Chicago has also been home to reparations movements. In 2002, a group of African-Americans filed a federal lawsuit demanding restitution from companies including JPMorgan Chase, Aetna, Bank of America, CSX Corporation, and New York Life Insurance. In April 2014, two months before Coates published his piece, the Institute of the Black World hosted a forum called Revitalizing the Reparations Movement at Chicago State University to examine the status of reparation initiatives between CARICOM—an organization of 15 Caribbean countries and dependencies—and its former colonizers Britain, France, Spain, and the Netherlands.
But again, Coates sees the systemic racial inequality of redlining and other housing policies as a national ill, not just a Chicago one. He notes that in the 1920s, 20 to 30 percent of the population were home owners. By the 1940s, that number rose to 50 to 60 percent. This era of wealth building, however, excluded blacks.

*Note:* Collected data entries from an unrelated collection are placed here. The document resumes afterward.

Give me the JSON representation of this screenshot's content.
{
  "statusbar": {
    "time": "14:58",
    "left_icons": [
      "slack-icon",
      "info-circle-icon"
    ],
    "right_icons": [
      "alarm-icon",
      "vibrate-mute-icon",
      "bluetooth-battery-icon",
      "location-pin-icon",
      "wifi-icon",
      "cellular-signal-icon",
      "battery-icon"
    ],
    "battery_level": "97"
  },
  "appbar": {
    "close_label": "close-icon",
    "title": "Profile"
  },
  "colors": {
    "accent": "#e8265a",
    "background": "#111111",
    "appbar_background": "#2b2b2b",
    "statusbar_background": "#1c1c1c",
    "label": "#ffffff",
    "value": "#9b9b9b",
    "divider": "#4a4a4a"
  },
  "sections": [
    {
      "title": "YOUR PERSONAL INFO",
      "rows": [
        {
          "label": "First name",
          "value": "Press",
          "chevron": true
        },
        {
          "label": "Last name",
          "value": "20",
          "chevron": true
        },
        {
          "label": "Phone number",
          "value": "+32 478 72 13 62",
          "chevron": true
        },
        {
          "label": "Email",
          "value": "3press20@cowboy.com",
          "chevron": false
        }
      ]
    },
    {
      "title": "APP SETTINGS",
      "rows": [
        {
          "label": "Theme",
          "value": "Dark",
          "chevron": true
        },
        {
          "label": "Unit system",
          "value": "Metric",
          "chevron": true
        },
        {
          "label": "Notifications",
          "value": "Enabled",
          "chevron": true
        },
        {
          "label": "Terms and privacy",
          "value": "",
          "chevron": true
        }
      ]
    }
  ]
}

“It was about housing in the article that you wrote, but it’s about every aspect of our lives as African-Americans,” says Anita Thomas, an associate professor in Loyola’s School of Education.
Thomas, along with Brooks and Loyola law professor Juan Perea, constituted the event’s three-person panel.
“Since 1619 [which marks the arrival of African slaves to Jamestown], it has been normal to take things from black people,” Coates says. “The pillaging and plundering of blacks in this country, it’s the reason why you can exclude a whole group from home-buying and wealth-building opportunities and get away with it and think nothing of it and not be caught. It’s the reason why, when somebody gets choked to death, like Eric Garner was in New York City, the cops can effectively be put back on again to serve. It’s the reason why, in Ferguson, Missouri, you have an entire system of governance that pillages on the people.”
He touched on the American propensity to pretend our past is disconnected from the present.
“The idea that you are reborn anew, without your history, without being dogged by your past, without who you were haunting you and you having to deal with that, is uniquely American,” Coates says. “In America, we have difficulty with acknowledging the fact that where we are in a particular moment is irrevocably tied to our past. We have great difficulty in doing that when it challenges us.”
Brooks looks to education as a weapon for confronting the institutionalized racism of America’s past and present.
“It behooves us to develop a consciousness, to develop a strategy to seek out the truth,” Brooks says.
And as for Coates, he’ll write. He’ll write about the streets and the political arena, the local and the national, the historical and the current.
“The most insulting thing [about racism] is how people lie about it,” Coates says. “My writing has given me the great benefit of not participating in the lie.”